Most Cochrane Reviews look at the effects of interventions on health, but a growing number provide evidence on how to diagnose a disease. In June 2019, one of these, on a test used to detect tuberculosis, was updated. The lead author, David Horne from the University of Washington in Seattle in the USA, sets the scene and tells us what the review found.
Tuberculosis, or TB, causes more deaths than any other infectious disease: 1.6 million people died from it in 2017. Most of these deaths could have been averted with earlier detection. The early diagnosis of TB is also important to prevent disease progression and long-term consequences, alleviate symptoms, and to protect public health by interrupting its transmission.
An important aspect of the global TB epidemic is the threat from drug-resistant TB. Unlike most other infectious diseases, TB treatment requires multiple drugs given for at least 6 months to prevent the emergence of drug-resistance and cure TB. But, some patients’ TB is resistant to the most potent drugs in a standard treatment regimen, rifampicin and isoniazid. Treatment of this multi-drug resistant or MDR-TB takes longer and requires drugs that are much more expensive and toxic than standard therapy. Every year, over half a million people develop MDR-TB or rifampicin-resistant TB; but, in 2017, only one in four of these started appropriate treatment and just over one-half of those were cured.
Culturing TB in the laboratory is the best test for diagnosing TB and is the first step in detecting drug resistance. Unfortunately, though, this complex and slow procedure is not widely available in many resource-constrained settings.
As an alternative, in 2010, the World Health Organisation recommended GeneXpert MTB/RIF as a rapid test that can simultaneously detect both TB and rifampicin resistance in sputum and other specimens. It’s designed to be used outside of reference laboratories in settings nearer to patients, such as hospitals and clinics in low-resource settings. The test has been a giant leap forward and called a “game changer” but it struggles if the patient has something called smear-negative pulmonary TB, when their sample contains too few TB bacteria. To try to overcome this limitation, the manufacturer introduced a new version called Xpert MTB/RIF Ultra.

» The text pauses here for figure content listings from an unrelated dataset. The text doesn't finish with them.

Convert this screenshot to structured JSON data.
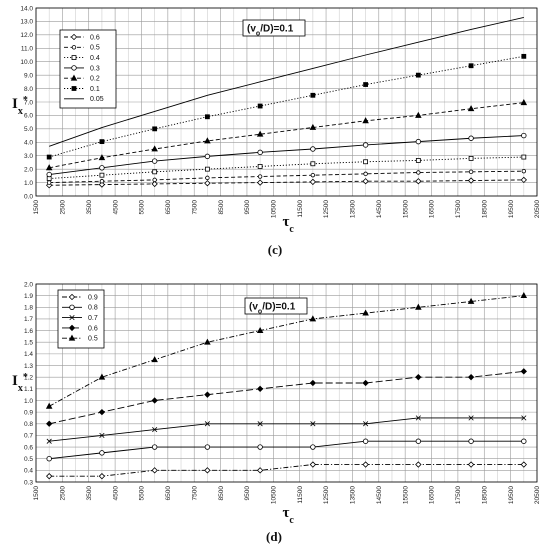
{
  "chart_data": [
    {
      "type": "line",
      "panel": "(c)",
      "annotation": "(v_o/D)=0.1",
      "ylabel": "I_x*",
      "xlabel": "τ_c",
      "xlim": [
        1500,
        20500
      ],
      "ylim": [
        0.0,
        14.0
      ],
      "xticks": [
        1500,
        2500,
        3500,
        4500,
        5500,
        6500,
        7500,
        8500,
        9500,
        10500,
        11500,
        12500,
        13500,
        14500,
        15500,
        16500,
        17500,
        18500,
        19500,
        20500
      ],
      "yticks": [
        0.0,
        1.0,
        2.0,
        3.0,
        4.0,
        5.0,
        6.0,
        7.0,
        8.0,
        9.0,
        10.0,
        11.0,
        12.0,
        13.0,
        14.0
      ],
      "ytick_decimals": 1,
      "grid": true,
      "legend_position": "top-left",
      "x": [
        2000,
        4000,
        6000,
        8000,
        10000,
        12000,
        14000,
        16000,
        18000,
        20000
      ],
      "series": [
        {
          "name": "0.6",
          "marker": "diamond-open",
          "dash": "dash",
          "values": [
            0.8,
            0.85,
            0.9,
            0.95,
            1.0,
            1.05,
            1.1,
            1.1,
            1.15,
            1.2
          ]
        },
        {
          "name": "0.5",
          "marker": "circle-open-small",
          "dash": "dash",
          "values": [
            1.0,
            1.1,
            1.2,
            1.35,
            1.45,
            1.55,
            1.65,
            1.75,
            1.8,
            1.85
          ]
        },
        {
          "name": "0.4",
          "marker": "square-open",
          "dash": "dot",
          "values": [
            1.3,
            1.55,
            1.8,
            2.0,
            2.2,
            2.4,
            2.55,
            2.65,
            2.8,
            2.9
          ]
        },
        {
          "name": "0.3",
          "marker": "circle-open",
          "dash": "solid",
          "values": [
            1.6,
            2.1,
            2.6,
            2.95,
            3.25,
            3.5,
            3.8,
            4.05,
            4.3,
            4.5
          ]
        },
        {
          "name": "0.2",
          "marker": "triangle-filled",
          "dash": "dash",
          "values": [
            2.1,
            2.85,
            3.5,
            4.1,
            4.6,
            5.1,
            5.6,
            6.0,
            6.5,
            6.95
          ]
        },
        {
          "name": "0.1",
          "marker": "square-filled",
          "dash": "dot",
          "values": [
            2.9,
            4.05,
            5.0,
            5.9,
            6.7,
            7.5,
            8.3,
            9.0,
            9.7,
            10.4
          ]
        },
        {
          "name": "0.05",
          "marker": "none",
          "dash": "solid",
          "values": [
            3.7,
            5.1,
            6.3,
            7.5,
            8.5,
            9.5,
            10.5,
            11.45,
            12.4,
            13.3
          ]
        }
      ]
    },
    {
      "type": "line",
      "panel": "(d)",
      "annotation": "(v_o/D)=0.1",
      "ylabel": "I_x*",
      "xlabel": "τ_c",
      "xlim": [
        1500,
        20500
      ],
      "ylim": [
        0.3,
        2.0
      ],
      "xticks": [
        1500,
        2500,
        3500,
        4500,
        5500,
        6500,
        7500,
        8500,
        9500,
        10500,
        11500,
        12500,
        13500,
        14500,
        15500,
        16500,
        17500,
        18500,
        19500,
        20500
      ],
      "yticks": [
        0.3,
        0.4,
        0.5,
        0.6,
        0.7,
        0.8,
        0.9,
        1.0,
        1.1,
        1.2,
        1.3,
        1.4,
        1.5,
        1.6,
        1.7,
        1.8,
        1.9,
        2.0
      ],
      "ytick_decimals": 1,
      "grid": true,
      "legend_position": "top-left",
      "x": [
        2000,
        4000,
        6000,
        8000,
        10000,
        12000,
        14000,
        16000,
        18000,
        20000
      ],
      "series": [
        {
          "name": "0.9",
          "marker": "diamond-open",
          "dash": "dashdot",
          "values": [
            0.35,
            0.35,
            0.4,
            0.4,
            0.4,
            0.45,
            0.45,
            0.45,
            0.45,
            0.45
          ]
        },
        {
          "name": "0.8",
          "marker": "circle-open",
          "dash": "solid",
          "values": [
            0.5,
            0.55,
            0.6,
            0.6,
            0.6,
            0.6,
            0.65,
            0.65,
            0.65,
            0.65
          ]
        },
        {
          "name": "0.7",
          "marker": "cross",
          "dash": "solid",
          "values": [
            0.65,
            0.7,
            0.75,
            0.8,
            0.8,
            0.8,
            0.8,
            0.85,
            0.85,
            0.85
          ]
        },
        {
          "name": "0.6",
          "marker": "diamond-filled",
          "dash": "longdash",
          "values": [
            0.8,
            0.9,
            1.0,
            1.05,
            1.1,
            1.15,
            1.15,
            1.2,
            1.2,
            1.25
          ]
        },
        {
          "name": "0.5",
          "marker": "triangle-filled",
          "dash": "dashdot",
          "values": [
            0.95,
            1.2,
            1.35,
            1.5,
            1.6,
            1.7,
            1.75,
            1.8,
            1.85,
            1.9
          ]
        }
      ]
    }
  ]
}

We performed our first systematic review of GeneXpert in 2014 and this update allows us to bring in the more recent studies of both GeneXpert and Xpert Ultra for detecting TB in the lungs and for detecting rifampicin resistance in adults. We now have 95 studies, with 68 that were not previously available for our 2014 review, and data from more than 37,000 people.

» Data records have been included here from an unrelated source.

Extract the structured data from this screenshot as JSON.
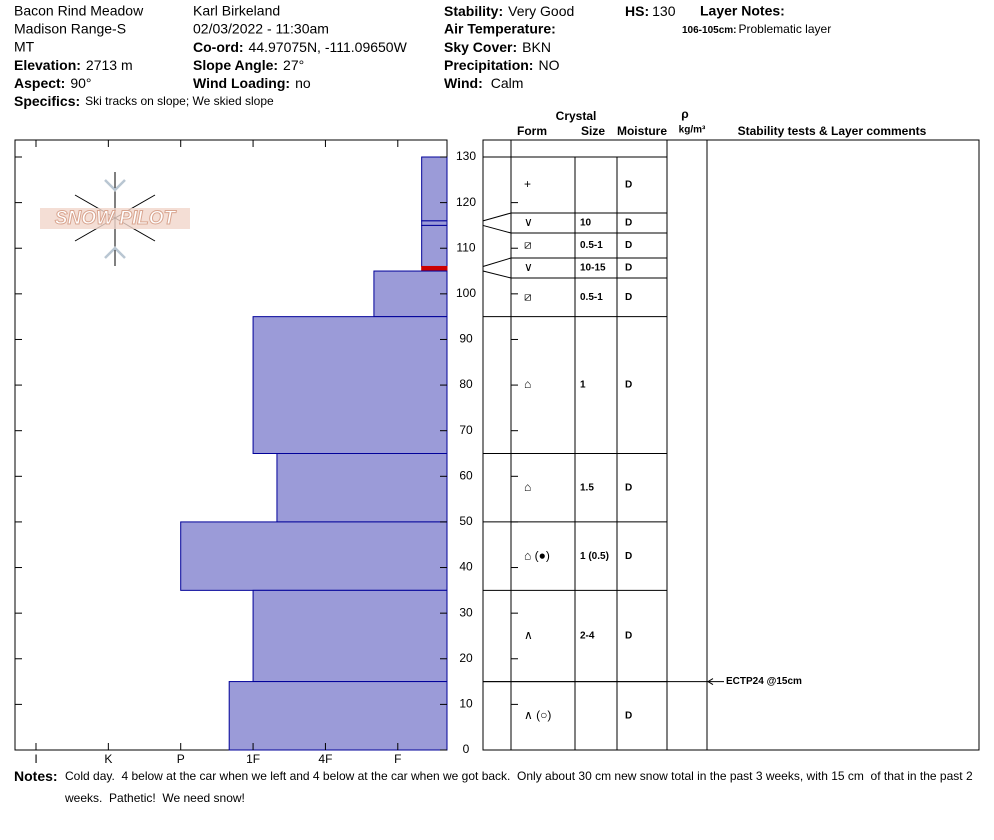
{
  "header": {
    "location": "Bacon Rind Meadow",
    "range": "Madison Range-S",
    "state": "MT",
    "elevation": {
      "label": "Elevation:",
      "value": "2713 m"
    },
    "aspect": {
      "label": "Aspect:",
      "value": "90°"
    },
    "specifics": {
      "label": "Specifics:",
      "value": "Ski tracks on slope; We skied slope"
    },
    "observer": "Karl Birkeland",
    "datetime": "02/03/2022 - 11:30am",
    "coord": {
      "label": "Co-ord:",
      "value": "44.97075N, -111.09650W"
    },
    "slope_angle": {
      "label": "Slope Angle:",
      "value": "27°"
    },
    "wind_loading": {
      "label": "Wind Loading:",
      "value": "no"
    },
    "stability": {
      "label": "Stability:",
      "value": "Very Good"
    },
    "air_temperature": {
      "label": "Air Temperature:"
    },
    "sky_cover": {
      "label": "Sky Cover:",
      "value": "BKN"
    },
    "precipitation": {
      "label": "Precipitation:",
      "value": "NO"
    },
    "wind": {
      "label": "Wind:",
      "value": "Calm"
    },
    "hs": {
      "label": "HS:",
      "value": 130
    },
    "layer_notes": {
      "label": "Layer Notes:",
      "items": [
        {
          "depth": "106-105cm:",
          "note": "Problematic layer"
        }
      ]
    }
  },
  "logo": "SNOW PILOT",
  "profile": {
    "type": "bar",
    "orientation": "horizontal",
    "color": "#9b9bd8",
    "stroke": "#000099",
    "xlim": [
      6.29,
      0.32
    ],
    "xticks": [
      {
        "value": 6,
        "label": "I"
      },
      {
        "value": 5,
        "label": "K"
      },
      {
        "value": 4,
        "label": "P"
      },
      {
        "value": 3,
        "label": "1F"
      },
      {
        "value": 2,
        "label": "4F"
      },
      {
        "value": 1,
        "label": "F"
      }
    ],
    "ylim": [
      0,
      130
    ],
    "yticks": [
      0,
      10,
      20,
      30,
      40,
      50,
      60,
      70,
      80,
      90,
      100,
      110,
      120,
      130
    ],
    "layers": [
      {
        "top": 130,
        "bottom": 116,
        "hardness": 0.67,
        "form": "+",
        "moisture": "D"
      },
      {
        "top": 116,
        "bottom": 115,
        "hardness": 0.67,
        "form": "∨",
        "size": 10,
        "moisture": "D"
      },
      {
        "top": 115,
        "bottom": 106,
        "hardness": 0.67,
        "form": "⧄",
        "size": "0.5-1",
        "moisture": "D"
      },
      {
        "top": 106,
        "bottom": 105,
        "hardness": 0.67,
        "form": "∨",
        "size": "10-15",
        "moisture": "D",
        "highlight": "#cc0000"
      },
      {
        "top": 105,
        "bottom": 95,
        "hardness": 1.33,
        "form": "⧄",
        "size": "0.5-1",
        "moisture": "D"
      },
      {
        "top": 95,
        "bottom": 65,
        "hardness": 3,
        "form": "⌂",
        "size": 1,
        "moisture": "D"
      },
      {
        "top": 65,
        "bottom": 50,
        "hardness": 2.67,
        "form": "⌂",
        "size": 1.5,
        "moisture": "D"
      },
      {
        "top": 50,
        "bottom": 35,
        "hardness": 4,
        "form": "⌂ (●)",
        "size": "1 (0.5)",
        "moisture": "D"
      },
      {
        "top": 35,
        "bottom": 15,
        "hardness": 3,
        "form": "∧",
        "size": "2-4",
        "moisture": "D"
      },
      {
        "top": 15,
        "bottom": 0,
        "hardness": 3.33,
        "form": "∧ (○)",
        "moisture": "D"
      }
    ]
  },
  "table": {
    "crystal": "Crystal",
    "form": "Form",
    "size": "Size",
    "moisture": "Moisture",
    "rho": "ρ",
    "density_unit": "kg/m³",
    "comments": "Stability tests & Layer comments"
  },
  "tests": [
    {
      "label": "ECTP24 @15cm",
      "depth": 15
    }
  ],
  "notes": {
    "label": "Notes:",
    "text": "Cold day.  4 below at the car when we left and 4 below at the car when we got back.  Only about 30 cm new snow total in the past 3 weeks, with 15 cm  of that in the past 2 weeks.  Pathetic!  We need snow!"
  }
}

Looking first at the detection of TB, we found that GeneXpert’s sensitivity was 85% and its specificity was 98%. This means that it correctly identifies TB in 85 of every hundred people with it, but suggests that TB is present in two in every hundred people without it. The sensitivity of GeneXpert was significantly lower for people with smear-negative pulmonary TB at 67%, compared to 98% in those with smear-positive disease. Similarly, sensitivity was lower in people living with HIV at 81%, compared to 88% for those who were HIV-negative.
The accuracy of GeneXpert was high for the detection of rifampicin resistance: sensitivity was 96% and specificity was 98%.
There is much less evidence for Xpert Ultra. We could include just one study, which compared Xpert Ultra to GeneXpert in over 1400 participants. It found that Xpert Ultra was more sensitive than Gene Xpert, 88% versus 83%, but its specificity was slightly lower, 96% versus 98%.
In summary, GeneXpert is sensitive and specific for the detection of both TB and rifampicin resistance. For TB detection, it has higher sensitivity in people who are smear-positive or HIV-negative. Based on a single study, Xpert Ultra had higher sensitivity and lower specificity for TB detection, but was similar for detecting rifampicin resistance. Therefore, we can conclude that both GeneXpert and Xpert Ultra provide accurate results and can allow rapid initiation of treatment for MDR-TB. However, there is still a need for additional studies of Xpert Ultra in diverse patient populations, including those with a prior history of TB.